In view of encouraging resource saving and environment protection, the Circulars also provide some preferential treatments. For example, resources extracted by way of filling mining may enjoy a 50% reduction on the resource tax payable, and resources extracted from a depleting mine may enjoy a 30% reduction. At the same time, provincial governments are also allowed to formulate other preferential tax treatment for extraction / utilization of low grade ore and wastes.
The implementation of this Resource Tax Reform is a very complicated and challenging task for China local government authorities. Along with the slowing down of China's economy, China's demand for natural resources is expected to stay on the downslope in the next few years, which provides a window for testing and adjusting Resource Tax policies. However, China will still remain a major natural resource consumption country, and the growing pressure of natural resource reservation and environment protection have to be considered in implementing the new Resource Tax policies and choosing the local tax rates.
As indicated in the Circulars, the Resource Tax Reform should not increase the tax burden of taxpayers "from an overall perspective". Given this guiding principle, provincial governments most likely will orient the new tax rate based on the current tax level first, instead of trying to make drastic changes right away. A possible strategy that may be taken by provincial governments is to slightly increase the Resource Tax on the natural resources for conventional energies, such as coal and iron, and to slightly reduce the Resource Tax on natural resources related to clean energies, such as natural gas. In the long run, the differentiated tax rates in different provinces may create some new opportunities for investors, and the provincial governments may also use their power to further lower local tax rates to attract investment in natural resources related to new energies.

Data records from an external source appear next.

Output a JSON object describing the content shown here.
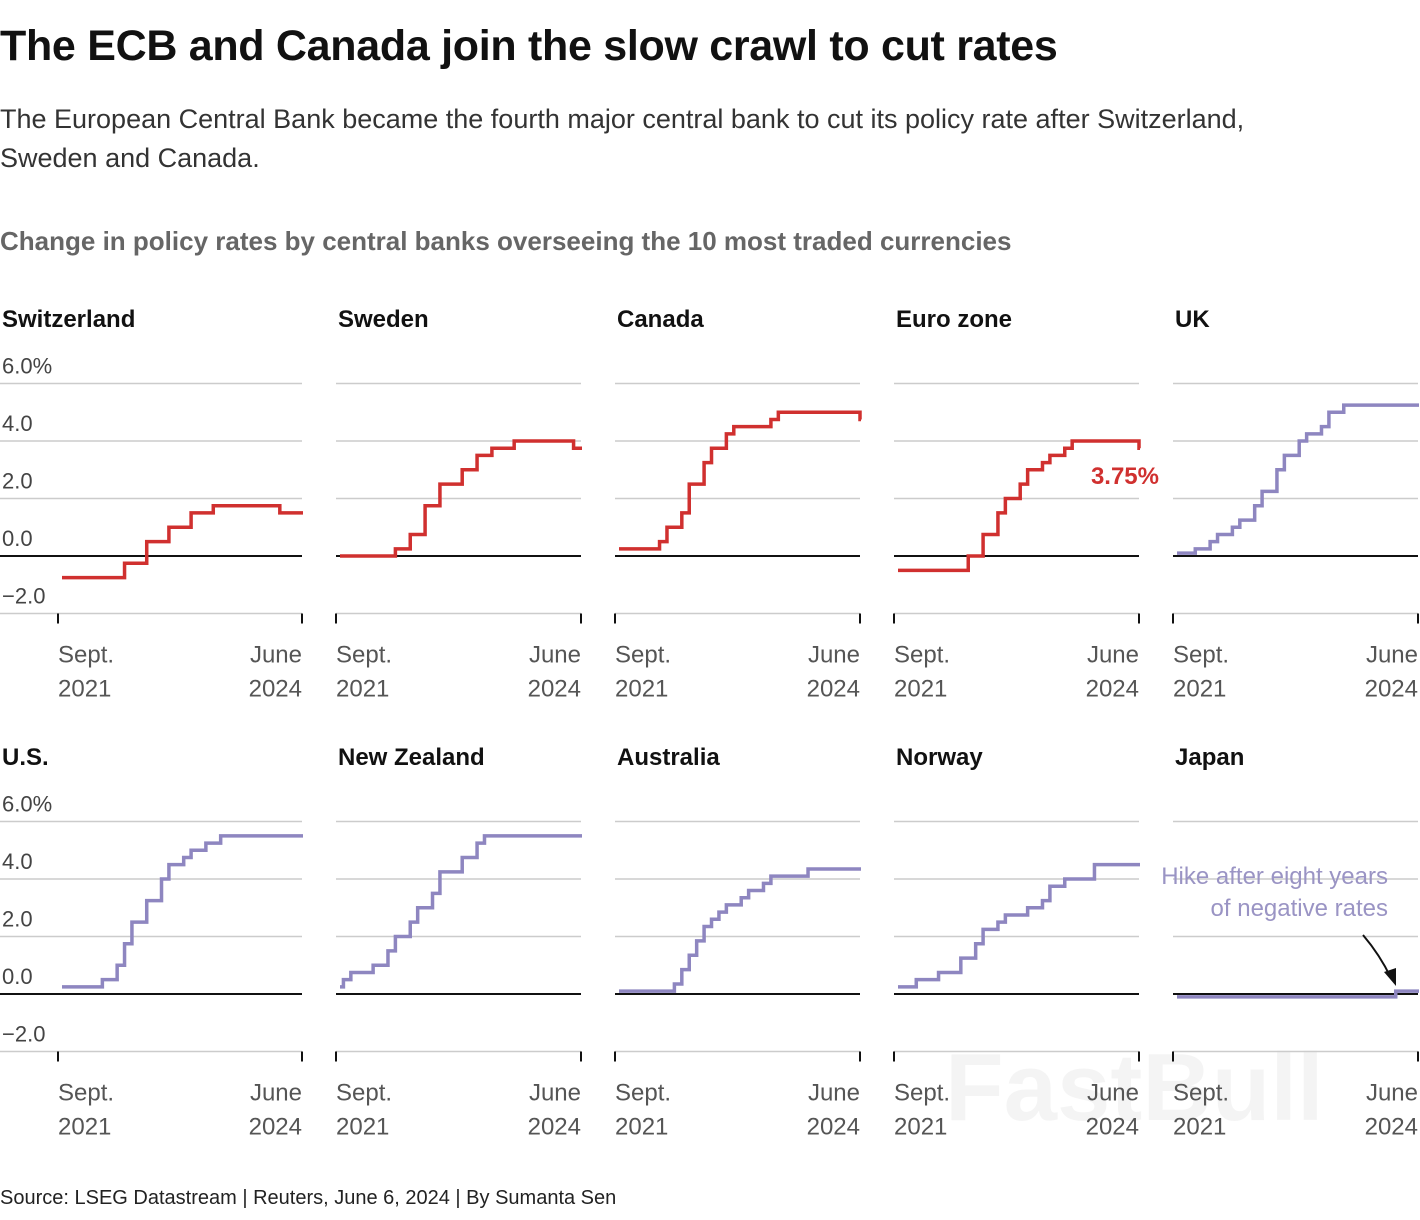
{
  "header": {
    "title": "The ECB and Canada join the slow crawl to cut rates",
    "subtitle_line1": "The European Central Bank became the fourth major central bank to cut its policy rate after Switzerland,",
    "subtitle_line2": "Sweden and Canada.",
    "chart_title": "Change in policy rates by central banks overseeing the 10 most traded currencies"
  },
  "footer": {
    "source": "Source: LSEG Datastream | Reuters, June 6, 2024 | By Sumanta Sen"
  },
  "watermark": "FastBull",
  "colors": {
    "cut": "#d0302f",
    "no_cut": "#8e86c0",
    "grid": "#cccccc",
    "zero": "#111111"
  },
  "chart_data": {
    "type": "line",
    "step": true,
    "ylim": [
      -2,
      6
    ],
    "yticks": [
      6,
      4,
      2,
      0,
      -2
    ],
    "ytick_labels": [
      "6.0%",
      "4.0",
      "2.0",
      "0.0",
      "−2.0"
    ],
    "xlim": [
      "2021-09",
      "2024-06"
    ],
    "xtick_labels": [
      [
        "Sept.",
        "2021"
      ],
      [
        "June",
        "2024"
      ]
    ],
    "grid": true,
    "panels": [
      {
        "name": "Switzerland",
        "color": "cut",
        "steps": [
          [
            "2021-09",
            -0.75
          ],
          [
            "2022-06",
            -0.25
          ],
          [
            "2022-09",
            0.5
          ],
          [
            "2022-12",
            1.0
          ],
          [
            "2023-03",
            1.5
          ],
          [
            "2023-06",
            1.75
          ],
          [
            "2024-03",
            1.5
          ]
        ]
      },
      {
        "name": "Sweden",
        "color": "cut",
        "steps": [
          [
            "2021-09",
            0.0
          ],
          [
            "2022-05",
            0.25
          ],
          [
            "2022-07",
            0.75
          ],
          [
            "2022-09",
            1.75
          ],
          [
            "2022-11",
            2.5
          ],
          [
            "2023-02",
            3.0
          ],
          [
            "2023-04",
            3.5
          ],
          [
            "2023-06",
            3.75
          ],
          [
            "2023-09",
            4.0
          ],
          [
            "2024-05",
            3.75
          ]
        ]
      },
      {
        "name": "Canada",
        "color": "cut",
        "steps": [
          [
            "2021-09",
            0.25
          ],
          [
            "2022-03",
            0.5
          ],
          [
            "2022-04",
            1.0
          ],
          [
            "2022-06",
            1.5
          ],
          [
            "2022-07",
            2.5
          ],
          [
            "2022-09",
            3.25
          ],
          [
            "2022-10",
            3.75
          ],
          [
            "2022-12",
            4.25
          ],
          [
            "2023-01",
            4.5
          ],
          [
            "2023-06",
            4.75
          ],
          [
            "2023-07",
            5.0
          ],
          [
            "2024-06",
            4.75
          ]
        ]
      },
      {
        "name": "Euro zone",
        "color": "cut",
        "label": "3.75%",
        "steps": [
          [
            "2021-09",
            -0.5
          ],
          [
            "2022-07",
            0.0
          ],
          [
            "2022-09",
            0.75
          ],
          [
            "2022-11",
            1.5
          ],
          [
            "2022-12",
            2.0
          ],
          [
            "2023-02",
            2.5
          ],
          [
            "2023-03",
            3.0
          ],
          [
            "2023-05",
            3.25
          ],
          [
            "2023-06",
            3.5
          ],
          [
            "2023-08",
            3.75
          ],
          [
            "2023-09",
            4.0
          ],
          [
            "2024-06",
            3.75
          ]
        ]
      },
      {
        "name": "UK",
        "color": "no_cut",
        "steps": [
          [
            "2021-09",
            0.1
          ],
          [
            "2021-12",
            0.25
          ],
          [
            "2022-02",
            0.5
          ],
          [
            "2022-03",
            0.75
          ],
          [
            "2022-05",
            1.0
          ],
          [
            "2022-06",
            1.25
          ],
          [
            "2022-08",
            1.75
          ],
          [
            "2022-09",
            2.25
          ],
          [
            "2022-11",
            3.0
          ],
          [
            "2022-12",
            3.5
          ],
          [
            "2023-02",
            4.0
          ],
          [
            "2023-03",
            4.25
          ],
          [
            "2023-05",
            4.5
          ],
          [
            "2023-06",
            5.0
          ],
          [
            "2023-08",
            5.25
          ]
        ]
      },
      {
        "name": "U.S.",
        "color": "no_cut",
        "steps": [
          [
            "2021-09",
            0.25
          ],
          [
            "2022-03",
            0.5
          ],
          [
            "2022-05",
            1.0
          ],
          [
            "2022-06",
            1.75
          ],
          [
            "2022-07",
            2.5
          ],
          [
            "2022-09",
            3.25
          ],
          [
            "2022-11",
            4.0
          ],
          [
            "2022-12",
            4.5
          ],
          [
            "2023-02",
            4.75
          ],
          [
            "2023-03",
            5.0
          ],
          [
            "2023-05",
            5.25
          ],
          [
            "2023-07",
            5.5
          ]
        ]
      },
      {
        "name": "New Zealand",
        "color": "no_cut",
        "steps": [
          [
            "2021-09",
            0.25
          ],
          [
            "2021-10",
            0.5
          ],
          [
            "2021-11",
            0.75
          ],
          [
            "2022-02",
            1.0
          ],
          [
            "2022-04",
            1.5
          ],
          [
            "2022-05",
            2.0
          ],
          [
            "2022-07",
            2.5
          ],
          [
            "2022-08",
            3.0
          ],
          [
            "2022-10",
            3.5
          ],
          [
            "2022-11",
            4.25
          ],
          [
            "2023-02",
            4.75
          ],
          [
            "2023-04",
            5.25
          ],
          [
            "2023-05",
            5.5
          ]
        ]
      },
      {
        "name": "Australia",
        "color": "no_cut",
        "steps": [
          [
            "2021-09",
            0.1
          ],
          [
            "2022-05",
            0.35
          ],
          [
            "2022-06",
            0.85
          ],
          [
            "2022-07",
            1.35
          ],
          [
            "2022-08",
            1.85
          ],
          [
            "2022-09",
            2.35
          ],
          [
            "2022-10",
            2.6
          ],
          [
            "2022-11",
            2.85
          ],
          [
            "2022-12",
            3.1
          ],
          [
            "2023-02",
            3.35
          ],
          [
            "2023-03",
            3.6
          ],
          [
            "2023-05",
            3.85
          ],
          [
            "2023-06",
            4.1
          ],
          [
            "2023-11",
            4.35
          ]
        ]
      },
      {
        "name": "Norway",
        "color": "no_cut",
        "steps": [
          [
            "2021-09",
            0.25
          ],
          [
            "2021-12",
            0.5
          ],
          [
            "2022-03",
            0.75
          ],
          [
            "2022-06",
            1.25
          ],
          [
            "2022-08",
            1.75
          ],
          [
            "2022-09",
            2.25
          ],
          [
            "2022-11",
            2.5
          ],
          [
            "2022-12",
            2.75
          ],
          [
            "2023-03",
            3.0
          ],
          [
            "2023-05",
            3.25
          ],
          [
            "2023-06",
            3.75
          ],
          [
            "2023-08",
            4.0
          ],
          [
            "2023-12",
            4.5
          ]
        ]
      },
      {
        "name": "Japan",
        "color": "no_cut",
        "annotation": [
          "Hike after eight years",
          "of negative rates"
        ],
        "steps": [
          [
            "2021-09",
            -0.1
          ],
          [
            "2024-03",
            0.1
          ]
        ]
      }
    ]
  }
}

As many domestic small-scale enterprises may not have the necessary technologies and capability to do filling mining and satisfy other conditions for tax reduction, they are likely to fade out of the market more quickly. In this regard, there will be more opportunities for investors to take in valuable assets in the market, and a further increase of merger and acquisition cases in the mining industry is likely to be observed in the next few years.
For taxpayers, the Resource Tax Reform's actual impacts could be fairly different depending on their location, target natural resources and the local tax rates. Taxpayers are suggested to keep good communication with the local authorities to cope with the incoming changes arising from the new local policies.